NoMa Lands New Restaurant More Than A Year After Its Last One Closes
A new bar and restaurant plans to open soon in NoMa, a neighborhood with a notable lack of full-service food and drink options.
Carving Room Kitchen & Bar applied for an alcoholic beverage license to open in the vacant retail space on the M Street NE side of the Flats 130 building.
It will be the second location for Carving Room Kitchen & Bar. Israeli-born Oded Weizmann opened the first in 2013 at 300 Massachusetts Ave. NW in Mount Vernon Triangle.
Weizmann told Bisnow he hopes to open by April, depending on the permitting process. The NoMa space will be slightly larger than the original location, taking up roughly 3K SF. It will seat 80 people inside with a 15-seat sidewalk café. The bar at the first location has 15 seats, but Weizmann said the NoMa bar will have at least 20.
The hours and offerings will also be similar to the first location, Weizmann said. The bar and kitchen will stay open until midnight every night except Sunday, when it will close at 10 p.m. It will open at 7:30 a.m. Monday through Friday for breakfast, and 11 a.m. on the weekends, when it will serve a brunch menu with bottomless mimosas. It will also offer happy hour specials from 4 p.m. to 7 p.m. on weekdays.
The menu at the first location includes a variety of Jewish deli-style sandwiches, burgers, wings and small bites. Its bar features 10 beers on tap, a cocktail menu and wine. Weizmann said he will keep some of the original staples, but plans to change about half of the menu.
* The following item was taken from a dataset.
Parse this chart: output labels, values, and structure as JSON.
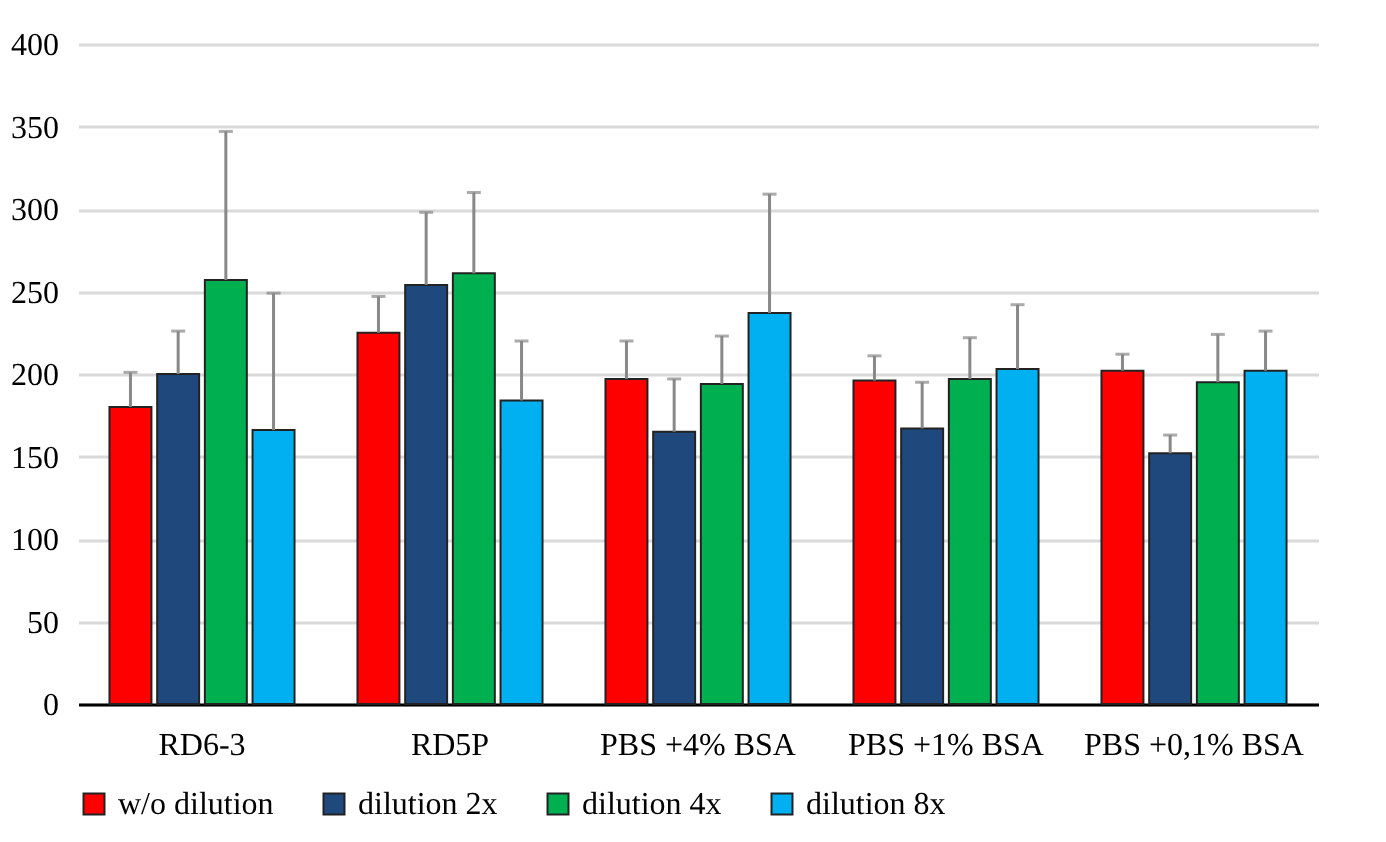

At 130 M St. NE, the space occupies the same building as NoMa's Harris Teeter grocery store. It sits just steps from the M Street entrance to the NoMa Metro station. The final piece of the Constitution Square complex, the Justice Department-leased 150 M St. NE office building, is under construction next door.
"We looked at a lot of spaces," Weizmann said. "I know the city pretty well, and I just loved the growth that was coming to NoMa. It's a connector of neighborhoods between Mount Vernon Triangle, H Street and Union Market."
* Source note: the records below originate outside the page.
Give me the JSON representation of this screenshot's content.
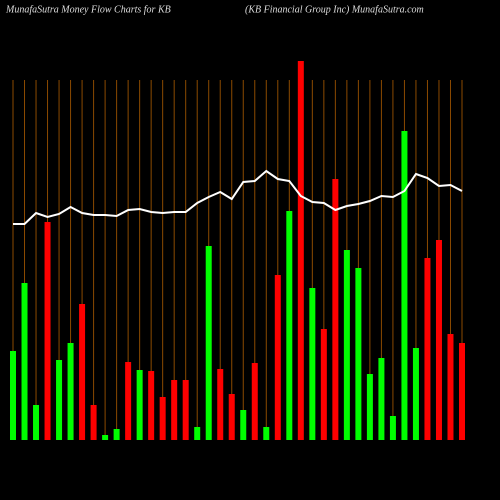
{
  "title": "MunafaSutra  Money Flow  Charts for KB",
  "subtitle": "(KB Financial Group Inc) MunafaSutra.com",
  "chart_data": {
    "type": "bar",
    "categories": [
      null,
      null,
      null,
      null,
      null,
      null,
      null,
      null,
      null,
      null,
      null,
      null,
      null,
      null,
      null,
      null,
      null,
      null,
      null,
      null,
      null,
      null,
      null,
      null,
      null,
      null,
      null,
      null,
      null,
      null,
      null,
      null,
      null,
      null,
      null,
      null,
      null,
      null,
      null,
      null
    ],
    "ylim": [
      0,
      400
    ],
    "grid": true,
    "grid_color": "#8b4a00",
    "series": [
      {
        "type": "bar",
        "colors": [
          "#00ff00",
          "#00ff00",
          "#00ff00",
          "#ff0000",
          "#00ff00",
          "#00ff00",
          "#ff0000",
          "#ff0000",
          "#00ff00",
          "#00ff00",
          "#ff0000",
          "#00ff00",
          "#ff0000",
          "#ff0000",
          "#ff0000",
          "#ff0000",
          "#00ff00",
          "#00ff00",
          "#ff0000",
          "#ff0000",
          "#00ff00",
          "#ff0000",
          "#00ff00",
          "#ff0000",
          "#00ff00",
          "#ff0000",
          "#00ff00",
          "#ff0000",
          "#ff0000",
          "#00ff00",
          "#00ff00",
          "#00ff00",
          "#00ff00",
          "#00ff00",
          "#00ff00",
          "#00ff00",
          "#ff0000",
          "#ff0000",
          "#ff0000",
          "#ff0000"
        ],
        "values": [
          89,
          157,
          35,
          218,
          80,
          97,
          136,
          35,
          5,
          11,
          78,
          70,
          69,
          43,
          60,
          60,
          13,
          194,
          71,
          46,
          30,
          77,
          13,
          165,
          229,
          379,
          152,
          111,
          261,
          190,
          172,
          66,
          82,
          24,
          309,
          92,
          182,
          200,
          106,
          97
        ]
      },
      {
        "type": "line",
        "color": "#ffffff",
        "values": [
          216,
          216,
          227,
          223,
          226,
          233,
          227,
          225,
          225,
          224,
          230,
          231,
          228,
          227,
          228,
          228,
          237,
          243,
          248,
          241,
          258,
          259,
          269,
          261,
          259,
          244,
          238,
          237,
          230,
          234,
          236,
          239,
          244,
          243,
          249,
          266,
          262,
          254,
          255,
          249
        ]
      }
    ]
  }
}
Thousands of residents have moved into NoMa in recent years as several new apartment buildings opened, but those residents have not had a full-service food and drink option since Union Social closed more than a year ago.
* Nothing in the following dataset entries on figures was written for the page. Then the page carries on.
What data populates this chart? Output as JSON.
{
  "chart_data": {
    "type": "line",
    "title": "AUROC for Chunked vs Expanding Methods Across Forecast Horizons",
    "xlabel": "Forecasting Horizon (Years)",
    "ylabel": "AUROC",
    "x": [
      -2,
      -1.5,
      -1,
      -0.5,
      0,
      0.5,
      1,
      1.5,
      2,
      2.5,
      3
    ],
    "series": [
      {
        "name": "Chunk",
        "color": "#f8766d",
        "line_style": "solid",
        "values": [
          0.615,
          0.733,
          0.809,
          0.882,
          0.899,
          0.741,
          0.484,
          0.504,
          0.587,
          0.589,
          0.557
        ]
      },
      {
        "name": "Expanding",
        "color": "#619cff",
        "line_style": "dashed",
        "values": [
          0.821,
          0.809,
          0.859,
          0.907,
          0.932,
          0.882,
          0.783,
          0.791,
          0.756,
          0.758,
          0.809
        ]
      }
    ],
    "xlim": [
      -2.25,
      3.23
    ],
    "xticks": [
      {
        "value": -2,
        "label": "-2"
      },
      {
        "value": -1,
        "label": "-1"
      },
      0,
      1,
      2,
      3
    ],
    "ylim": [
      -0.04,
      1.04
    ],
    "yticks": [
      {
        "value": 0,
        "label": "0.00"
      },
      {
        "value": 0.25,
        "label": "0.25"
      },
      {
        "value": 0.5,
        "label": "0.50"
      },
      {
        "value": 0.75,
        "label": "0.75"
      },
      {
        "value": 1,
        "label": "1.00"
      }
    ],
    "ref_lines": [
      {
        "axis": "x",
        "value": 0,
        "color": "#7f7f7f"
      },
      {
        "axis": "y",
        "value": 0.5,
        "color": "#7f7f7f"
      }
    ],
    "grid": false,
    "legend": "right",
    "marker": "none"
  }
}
"We were checking the neighborhood out, and there were really no options for the neighborhood residents," Weizmann said. "It was either quick-casual during the day or you had to leave the neighborhood to get a casual kitchen and bar at night."
MRP Realty has been trying to find another restaurant for the Union Social space in its Washington Gateway building, but has not had much luck. The landlord brought in a feminist-focused pop-up shop earlier this month for the remainder of 2017.
Following Union Social's closing, its owner, Reese Gardner, attributed its struggles to the difficult location on the opposite side of Florida Avenue from most of NoMa's offices, apartment buildings and stores.
Carving Room Kitchen & Bar will have a more advantageous location. Halfway between the neighborhood's central First and M Street NE intersection and the Metro entrance, the space will have plenty of foot traffic from commuters. The entrance to the Metropolitan Branch Trail is across the street, giving bikers easy access to the restaurant. It is also just across the Metro bridge from Uline Arena, where REI opened a flagship location, complete with a location of upscale coffee shop La Colombe, last year.
Weizmann said the failure of Union Social does not worry him. He compared NoMa to how Mount Vernon Triangle looked when he first opened there in 2013.
"There are a lot of people and it's a great neighborhood," Weizmann said. "It doesn't concern me. But if multiple places had opened and shut down, I'd probably be a little concerned."